"Il mio
nome è
Aléxandros e sono il Re dei re.
Quando
sono nato, quarantasette anni fa, a Pella, in Macedonia, nessuno
avrebbe potuto immaginare quale futuro sfolgorante mi attendeva.
Allora la potenza persiana sembrava impossibile da sconfiggere, e non
era neppure certo che sarei salito al trono di Macedonia. Ero il
primogenito maschio, è vero, ma quasi mai nella mia terra
natale la successione aveva seguito un ordine preciso. Mio padre
Filippo II ad esempio doveva essere solo il reggente in attesa che
suo nipote Perdicca raggiungesse l'età adatta, ma siccome
governava bene nessuno pensò più al giovane, il
quale
decise saggiamente di tenersi fuori dalla lotta per il potere. Ma il
saper governare bene non salvò Filippo da una morte
violenta.
Una delle sue guardie del corpo lo pugnalò in mezzo
all'arena
dove si stava festeggiando il suo ultimo matrimonio e nessuno
scoprì
mail il perché. Proprio quel matrimonio poteva essere un
rischio per me poiché la sposa era una nobile di sangue
macedone e non una straniera come mia madre, Olympias, sorella del re
d'Epiro, terra selvaggia e bella come lei. La sposa era già
incinta. Anche se fosse nato un maschio sarebbe stato troppo piccolo
per governare, ma il padre della ragazza, il potente Attalo avrebbe
potuto mettere le mani sul trono. Ciò non accadde
perché
poco dopo il parto morirono sia la madre che il bambino. C'è
chi dice che Olympias li avesse fatti uccidere, ma ella non mi
confessò mai nulla. Fui quindi incoronato re, ma i pericoli
per me non erano finiti. Due anni prima avevo combattuto al fianco di
mio padre a Cheronea contro una lega di città greche:
quattromila morti e il Battaglione Sacro dei Tebani, composto dai
migliori combattenti della Grecia, distrutto. Il rullo dei tambuti di
Cheronea echeggiava ancora come un'eco minacciosa, ma i Greci sono
orgogliosi. Così fieramente indipendenti che non erano
neppure
stati capaci di alleanze durature tra loro, e le poleis erano quasi
impossibili da governare. Avere il comando dei Greci non era comunque
quello che io desideravo. Volevo solo che la loro lealtà
fosse
assicurata, per non rischiare di essere colpito alle spalle una volta
partito per l'Asia. Ero re solo da poco tempo e già Tebe si
rivoltava. Avevo mandato avanti Parmenione, e, una volta ricordato ai
rivoltosi chi comandava, sarei partito per la mia più grande
impresa. L'impero persiano, irriducibile nemico, dalle risorse
apparentemente illimitate, quindi impossibile da sconfiggere. Con
trentamila fanti e cinquemila cavalieri a mia disposizione avrei
affrontato Dario, Gran Re di Persia.

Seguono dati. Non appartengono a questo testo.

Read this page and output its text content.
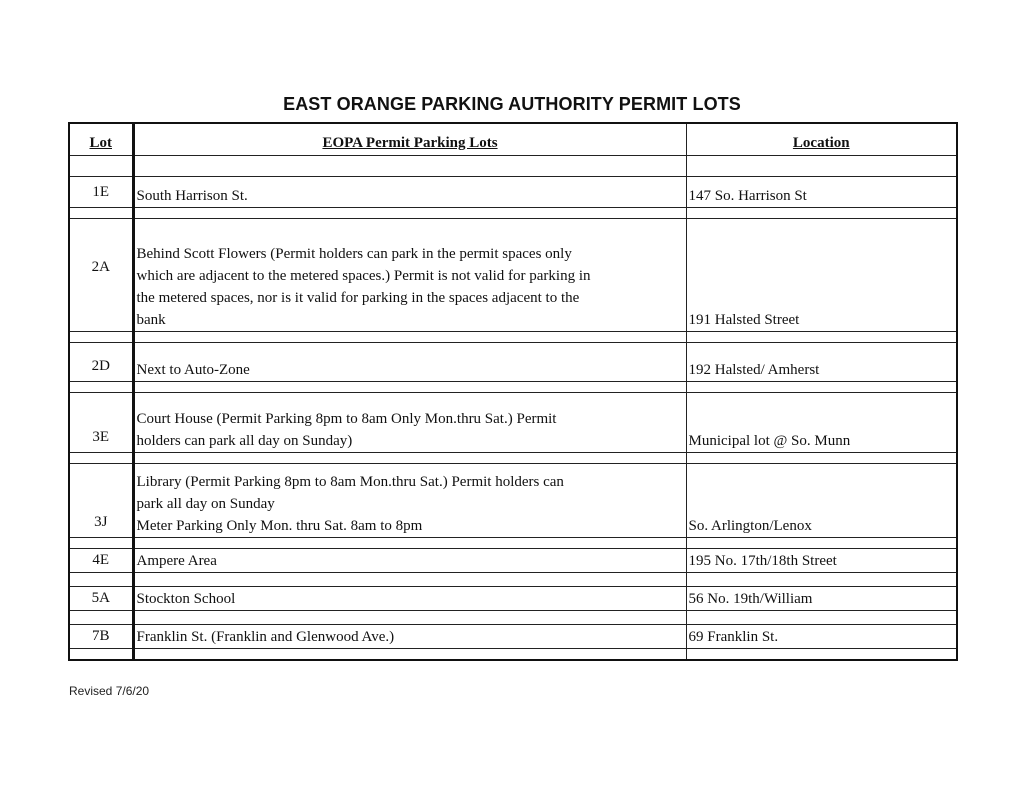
EAST ORANGE PARKING AUTHORITY PERMIT LOTS
Lot	EOPA Permit Parking Lots	Location

1E	South Harrison St.	147 So. Harrison St

2A	Behind Scott Flowers (Permit holders can park in the permit spaces only
which are adjacent to the metered spaces.) Permit is not valid for parking in
the metered spaces, nor is it valid for parking in the spaces adjacent to the
bank	191 Halsted Street

2D	Next to Auto-Zone	192 Halsted/ Amherst

3E	Court House (Permit Parking 8pm to 8am Only Mon.thru Sat.) Permit
holders can park all day on Sunday)	Municipal lot @ So. Munn

3J	Library (Permit Parking 8pm to 8am Mon.thru Sat.) Permit holders can
park all day on Sunday
Meter Parking Only Mon. thru Sat. 8am to 8pm	So. Arlington/Lenox

4E	Ampere Area	195 No. 17th/18th Street

5A	Stockton School	56 No. 19th/William

7B	Franklin St. (Franklin and Glenwood Ave.)	69 Franklin St.

Revised 7/6/20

Granico, Mileto, Alicarnasso,
Isso, Tiro, Gaugamela... Un'impressionante serie di vittorie che mi
aveva reso una leggenda vivente, e aveva dato il via al culto
dell'Alessandro
invitto. Ricordo, e i
miei pensieri seguono un filo confuso. Ero sempre in testa alla
carica, sempre nel centro della mischia, dov'è
più
forte l'odore del sangue e il rumore delle armi, dov'è
più
grande il rischio, ma anche la gloria. All'inizio ero sembrato quasi
un pazzo ad affrontare certe sfide, come quando decisi di far
attraversare ai miei uomini il Granico, col rischio di essere
bloccati sull'argine dal nemico. Scelsi di correre un rischio e il
mio coraggio fu ricompensato; la Vittoria fu al nostro fianco..."
-Mio
re?- un servitore interruppe il flusso dei miei pensieri -Il
chiliarca è tornato dal suo viaggio e desidera parlarvi
privatamente-
-Digli
che sono pronto a riceverlo- Era ora! Già un messo mi aveva
avvertito dell'imminente ritorno di Efestione dall'Egitto, ed io lo
aspettavo con impazienza. Era consuetudine che il chiliarca riferisse
al sovrano sull'amministrazione delle province in un'udienza
ufficiale. Ovviamente non avrei atteso il giorno successivo per
riabbracciarlo, poiché mi era mancato molto. E di certo
Efestione avrebbe avuto molte cose da raccontarmi. Avevo amato molto
l'Egitto, una terra splendida, ma non mi recavo lì da molto
tempo. Avevo viaggiato per quasi tutto il mio impero, percorrendo
distanze inimmaginabili. Dapprima conquistando e pacificando sempre
nuove zone, poi visitando anche le regioni più remote. Poi
mi
ero fermato, o quasi: l'impero persiano aveva quattro capitali, ed io
le avevo mantenute tutte; mi spostavo quindi fra Susa, Persepoli,
Babilonia ed Ecbatana. Ritenevo però che presto sarei
ripartito per accompagnare mio figlio Alessandro a visitare l'impero
che un giorno sarebbe stato suo, e a mostrargli come si governa anche
da lontano. Ormai aveva quindici anni, e aveva imparato molto; ero
certo che quando avrebbe preso il mio posto sarebbe stato un grande
sovrano. Mi somigliava molto, ma purtroppo aveva ereditato anche i
lati negativi del mio carattere. Tutto il contrario di sua sorella
Cleopatra, che d'aspetto era identica a sua madre, Roxane, ma
caratterialmente era così diversa da tutto il resto della
famiglia: calma e modesta; sin da quando era piccolissima non aveva
mai fatto capricci o litigato con la sorellina Sisigambi. Sua madre
Statira era morta dandola alla luce, sei anni prima, e morendo aveva
chiesto di chiamare sua figlia Sisigambi, come la madre di Dario,
morta da qualche anno. Mai nome fu più appropriato,
poiché
mia figlia si avviava a diventare una ragazza, e poi una donna,
dignitosa, fiera, orgogliosa e affascinante come la sua bisnonna.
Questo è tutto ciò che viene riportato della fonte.